17 February 2022 |

Inside The Cannabis Industry’s Battle With 280e

By Kaitlin Domangue

Cannabis Tax Codes

How much money are U.S cannabis businesses losing from 280e…

We’re keeping the tax talk going and discussing the “American Cannabis Revolution” between the federal government and state-licensed businesses.

There’s (almost) nothing new under the sun, however, and similar to Great Britain’s attempt to tax American colonists without proper representation; in 2022 U.S. cannabis businesses are being forced to pay taxes to a federal government that won’t even recognize them as legitimate.

The Origins Of 280e

If you’ve been subscribed to The Green Paper for a few months, you might remember a recent edition talking about tax code 280e and the story behind it.

Long story short, an illicit drug dealer sued the tax court in an effort to claim business expenses on his taxes. He won and was able to write-off several thousand dollars in expenses, like traveling to San Francisco

Tax code 280e was formed the next year, which says businesses who are handling controlled substances can’t claim business expenses on their taxes.

Where a traditional, non-cannabis retailer might take home $150,000 in income after taxes and expenses, a cannabis operator might take home just $75,000; despite equal revenue, rent, utilities, insurance, etc.

There have been efforts in place to repeal Section 280e for years.

The IRS case involving California-based cannabis company, Harborside, is one of the most publicized battles of all. It was eventually ruled that the cannabis company owed millions of dollars in back taxes, for improperly claiming expenses for a business handling a federally illegal substance.

Harborside is one of California’s largest and most successful cannabis companies. It has been involved with a 280e battle for years, first beginning in 2010 when the IRS audited an Oakland dispensary for the years 2008 and 2009.

The federal government, and the IRS, have repeatedly blocked efforts to repeal 280e or at the very least, allow companies like Harborside some leeway.

At one point, federal prosecutors were attempting to seize Harborside Health Center, the largest medical-cannabis dispensary in Oakland circa 2016, but that threat was eventually removed and the focus remained on Harborside’s taxes.

The court ordered Harborside to pay $2.4 million in back taxes, reflecting tax years ending July 31st, 2007 through July 31st, 2012.

(CHAMP) vs. Commissioner

CHAMP is one of, if not the only, business to successfully challenge the IRS [https://casetext.com/case/californians-helping-to-alleviate-med-problems-inc-v-commr-of-internal-revenue] over a 280e tax case. It’s a 2007 case, and the 2015 case we mention below (spoiler alert): unsuccessfully tries to follow the same playbook.

CHAMP’s primary line of business was providing counseling and other caregiving services to California adults with debilitating diseases. Additionally, clients were provided with medical cannabis, in accordance with California law. The IRS claimed CHAMPS improperly claimed deductions, and treated them as a plant-touching company.

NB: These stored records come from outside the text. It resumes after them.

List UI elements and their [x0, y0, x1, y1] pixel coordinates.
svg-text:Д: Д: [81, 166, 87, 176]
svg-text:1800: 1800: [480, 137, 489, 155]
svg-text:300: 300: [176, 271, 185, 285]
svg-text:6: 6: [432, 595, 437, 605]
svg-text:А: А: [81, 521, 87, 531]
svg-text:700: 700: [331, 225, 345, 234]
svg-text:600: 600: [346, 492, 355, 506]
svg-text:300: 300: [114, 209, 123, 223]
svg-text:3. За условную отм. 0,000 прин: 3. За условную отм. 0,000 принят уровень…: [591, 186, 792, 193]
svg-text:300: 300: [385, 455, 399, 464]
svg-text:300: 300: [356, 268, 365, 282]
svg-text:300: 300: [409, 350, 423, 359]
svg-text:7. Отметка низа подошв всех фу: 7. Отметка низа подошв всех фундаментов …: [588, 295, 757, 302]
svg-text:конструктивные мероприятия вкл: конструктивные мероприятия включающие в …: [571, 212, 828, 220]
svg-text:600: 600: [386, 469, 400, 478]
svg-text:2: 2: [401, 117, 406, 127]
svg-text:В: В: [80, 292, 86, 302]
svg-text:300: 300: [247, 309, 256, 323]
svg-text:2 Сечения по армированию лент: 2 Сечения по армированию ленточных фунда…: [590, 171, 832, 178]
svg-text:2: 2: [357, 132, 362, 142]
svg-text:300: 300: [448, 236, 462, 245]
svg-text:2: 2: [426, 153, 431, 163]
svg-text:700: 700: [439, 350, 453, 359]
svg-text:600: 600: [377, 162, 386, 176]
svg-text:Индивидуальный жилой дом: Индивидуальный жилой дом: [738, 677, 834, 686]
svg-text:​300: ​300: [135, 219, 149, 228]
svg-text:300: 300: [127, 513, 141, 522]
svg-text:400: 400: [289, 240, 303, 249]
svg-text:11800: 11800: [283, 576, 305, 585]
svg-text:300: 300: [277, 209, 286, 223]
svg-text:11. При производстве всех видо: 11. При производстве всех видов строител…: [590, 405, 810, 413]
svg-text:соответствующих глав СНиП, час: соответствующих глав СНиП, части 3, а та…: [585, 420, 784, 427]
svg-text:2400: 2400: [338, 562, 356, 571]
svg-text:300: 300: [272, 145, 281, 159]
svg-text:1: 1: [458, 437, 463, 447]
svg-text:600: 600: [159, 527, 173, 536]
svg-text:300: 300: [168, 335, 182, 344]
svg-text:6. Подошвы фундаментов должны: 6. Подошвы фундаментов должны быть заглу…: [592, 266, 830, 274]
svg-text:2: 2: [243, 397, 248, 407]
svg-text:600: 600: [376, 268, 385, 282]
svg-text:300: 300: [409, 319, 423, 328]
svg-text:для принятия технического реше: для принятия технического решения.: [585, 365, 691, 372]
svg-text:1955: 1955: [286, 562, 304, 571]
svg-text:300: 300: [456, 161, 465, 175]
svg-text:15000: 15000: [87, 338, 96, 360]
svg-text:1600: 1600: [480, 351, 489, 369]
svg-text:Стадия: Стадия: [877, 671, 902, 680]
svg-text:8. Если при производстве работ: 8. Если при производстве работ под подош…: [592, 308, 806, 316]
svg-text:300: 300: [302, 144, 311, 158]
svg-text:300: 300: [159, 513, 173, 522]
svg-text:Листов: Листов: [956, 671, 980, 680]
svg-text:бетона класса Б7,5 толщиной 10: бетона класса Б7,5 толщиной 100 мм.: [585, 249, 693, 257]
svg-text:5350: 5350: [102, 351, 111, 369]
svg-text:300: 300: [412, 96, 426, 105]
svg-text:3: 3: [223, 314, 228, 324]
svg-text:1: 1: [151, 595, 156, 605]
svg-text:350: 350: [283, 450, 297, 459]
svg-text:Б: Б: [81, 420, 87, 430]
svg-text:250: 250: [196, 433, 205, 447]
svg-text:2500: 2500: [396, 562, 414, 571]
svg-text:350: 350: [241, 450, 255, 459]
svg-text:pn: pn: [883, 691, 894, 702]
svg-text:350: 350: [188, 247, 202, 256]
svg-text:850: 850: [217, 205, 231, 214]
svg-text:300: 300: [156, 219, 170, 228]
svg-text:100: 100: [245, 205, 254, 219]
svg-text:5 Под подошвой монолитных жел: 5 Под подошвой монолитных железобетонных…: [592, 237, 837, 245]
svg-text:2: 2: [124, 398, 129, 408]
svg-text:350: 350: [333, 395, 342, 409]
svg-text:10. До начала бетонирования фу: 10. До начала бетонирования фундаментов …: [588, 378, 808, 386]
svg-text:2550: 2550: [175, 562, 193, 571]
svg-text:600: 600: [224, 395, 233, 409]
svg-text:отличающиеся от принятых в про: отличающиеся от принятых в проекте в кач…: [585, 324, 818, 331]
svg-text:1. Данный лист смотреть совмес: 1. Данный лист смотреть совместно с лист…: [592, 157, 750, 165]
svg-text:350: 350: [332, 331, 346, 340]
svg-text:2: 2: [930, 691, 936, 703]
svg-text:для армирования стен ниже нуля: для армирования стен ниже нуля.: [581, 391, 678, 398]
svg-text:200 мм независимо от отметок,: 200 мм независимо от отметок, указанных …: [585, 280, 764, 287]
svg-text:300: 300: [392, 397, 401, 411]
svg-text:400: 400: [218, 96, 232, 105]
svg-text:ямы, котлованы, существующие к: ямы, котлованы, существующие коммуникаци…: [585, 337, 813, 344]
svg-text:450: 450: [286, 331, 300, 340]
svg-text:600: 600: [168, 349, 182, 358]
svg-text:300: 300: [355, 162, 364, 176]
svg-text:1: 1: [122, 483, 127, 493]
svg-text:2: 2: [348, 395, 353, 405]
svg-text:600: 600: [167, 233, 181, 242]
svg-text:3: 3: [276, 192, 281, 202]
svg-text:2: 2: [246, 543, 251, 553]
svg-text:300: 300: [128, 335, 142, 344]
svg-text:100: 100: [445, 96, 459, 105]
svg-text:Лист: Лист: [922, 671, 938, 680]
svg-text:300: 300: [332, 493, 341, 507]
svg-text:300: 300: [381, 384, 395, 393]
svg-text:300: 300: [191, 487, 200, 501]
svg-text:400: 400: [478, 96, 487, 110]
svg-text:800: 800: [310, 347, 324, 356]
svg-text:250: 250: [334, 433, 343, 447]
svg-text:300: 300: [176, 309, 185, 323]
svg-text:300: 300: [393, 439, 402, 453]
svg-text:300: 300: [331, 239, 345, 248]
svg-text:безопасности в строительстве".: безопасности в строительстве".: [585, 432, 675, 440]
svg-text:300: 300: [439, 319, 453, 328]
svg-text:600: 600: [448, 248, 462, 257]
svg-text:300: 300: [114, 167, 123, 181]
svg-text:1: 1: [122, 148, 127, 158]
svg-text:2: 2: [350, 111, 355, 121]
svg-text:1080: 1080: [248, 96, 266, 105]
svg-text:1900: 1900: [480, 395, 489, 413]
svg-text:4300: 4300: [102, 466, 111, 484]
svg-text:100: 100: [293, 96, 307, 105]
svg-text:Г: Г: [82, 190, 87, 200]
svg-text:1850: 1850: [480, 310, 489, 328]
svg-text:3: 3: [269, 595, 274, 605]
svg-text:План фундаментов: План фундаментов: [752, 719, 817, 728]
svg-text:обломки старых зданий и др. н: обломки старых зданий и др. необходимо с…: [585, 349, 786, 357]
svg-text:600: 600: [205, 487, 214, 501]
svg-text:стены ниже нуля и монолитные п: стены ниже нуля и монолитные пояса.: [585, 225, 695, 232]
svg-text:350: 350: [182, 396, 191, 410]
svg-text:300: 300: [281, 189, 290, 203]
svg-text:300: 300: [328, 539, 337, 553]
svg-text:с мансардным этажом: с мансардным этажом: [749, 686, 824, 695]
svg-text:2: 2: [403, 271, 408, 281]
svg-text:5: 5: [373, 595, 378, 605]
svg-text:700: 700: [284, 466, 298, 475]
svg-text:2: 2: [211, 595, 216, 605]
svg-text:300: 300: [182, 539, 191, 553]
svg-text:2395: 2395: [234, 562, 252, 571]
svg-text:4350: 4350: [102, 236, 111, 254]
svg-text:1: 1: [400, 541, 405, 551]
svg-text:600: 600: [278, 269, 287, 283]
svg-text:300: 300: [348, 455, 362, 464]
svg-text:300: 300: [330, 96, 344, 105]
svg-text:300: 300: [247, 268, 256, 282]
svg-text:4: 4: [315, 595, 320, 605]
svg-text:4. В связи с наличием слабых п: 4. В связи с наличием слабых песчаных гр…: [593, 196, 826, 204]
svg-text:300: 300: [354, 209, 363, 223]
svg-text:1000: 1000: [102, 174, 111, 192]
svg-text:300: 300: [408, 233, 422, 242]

It was eventually ruled that 280e does not affect expenses associated with caregiving services, and therefore CHAMPS can deduct business expenses from that line of business. The organization, like other plant-touching businesses, can’t claim expenses associated with medical cannabis.

Olive vs. Commissioner

A 2015 case, Olive v. Commissioner, involves medical cannabis dispensary operator Martin Olive and the local tax commissioner.

Olive owned The Vapor Room, a place to purchase medical cannabis and consume it on-site with Vapor Room-issued vaporizers.

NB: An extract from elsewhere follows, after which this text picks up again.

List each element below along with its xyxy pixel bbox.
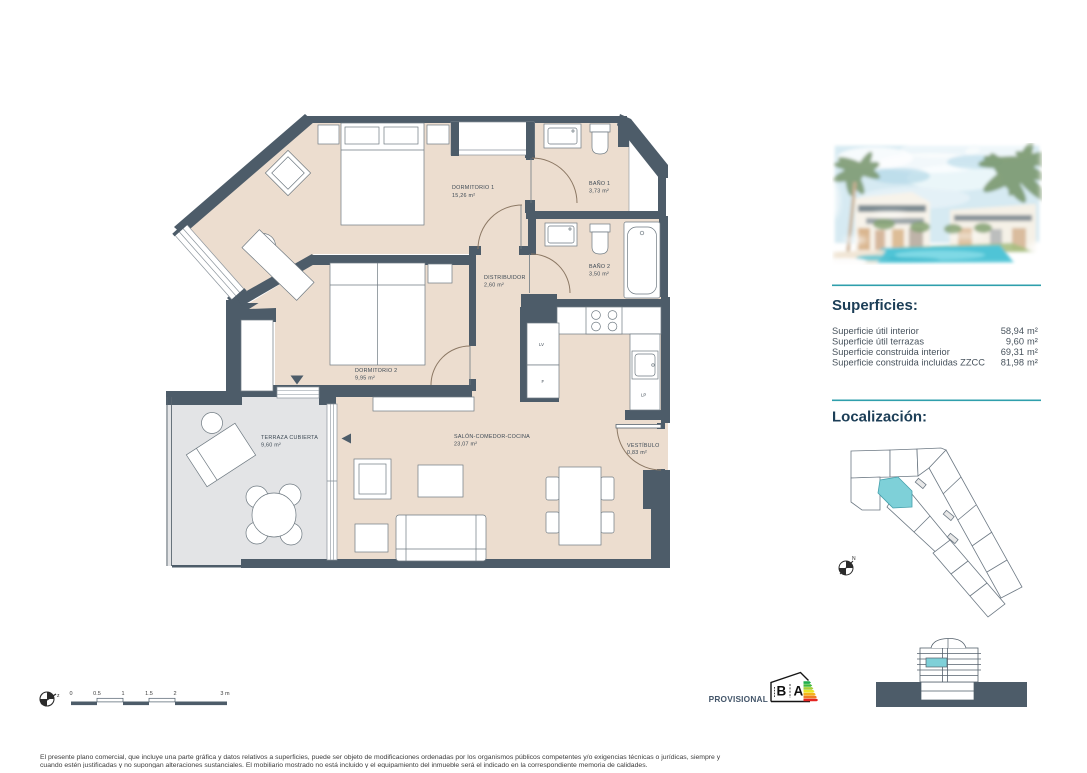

Olive claimed business expenses for two tax years. The IRS blocked this and Olive petitioned the tax court. The court found 280e prohibited The Vapor Room, and businesses like it, from claiming ordinary business expenses on their taxes.

The Vapor Room argued it provided additional services, not just medical cannabis, and should therefore be able to claim business expenses on those services.

The food, beverages, art supplies, and additional services were free, but patrons paid for the medical cannabis. This immediately dwindled Olive’s scope of business to just medical cannabis and precluded him from claiming traditional expenses.

Looking Forward

The high tax burden associated with operating a cannabis business is crushing even successful operations, who can’t afford to go to market under such strict tax regulations. California’s legal cannabis industry is being swallowed by the illicit market, as licensed operators beg Gov. Gavin Newsome to take action.

Something has to change, unless regulators are seeking to create a cannabis industry whereby only the largest companies can weather the storm that is outrageously high taxes, forced to be paid by even small cannabis companies.

Our Take

Since 2014, U.S. states have generated over $8 billion USD in taxes from the adult use cannabis market alone, such that it’s inexcusable that cannabis companies are forced to pay taxes while simultaneously being treated as criminals in the U.S.

In ideal world, cannabis businesses would continue to challenge tax code 280e in court. The more media attention that can be drawn to these cases, the more pressure will be put on lawmakers and other decision makers to act and change the circumstances for legal cannabis businesses.

That said, for many cannabis companies, simply staying afloat until these policies change is the #1 priority, so allocating resources to challenge the federal government in court is an expense they cannot justify.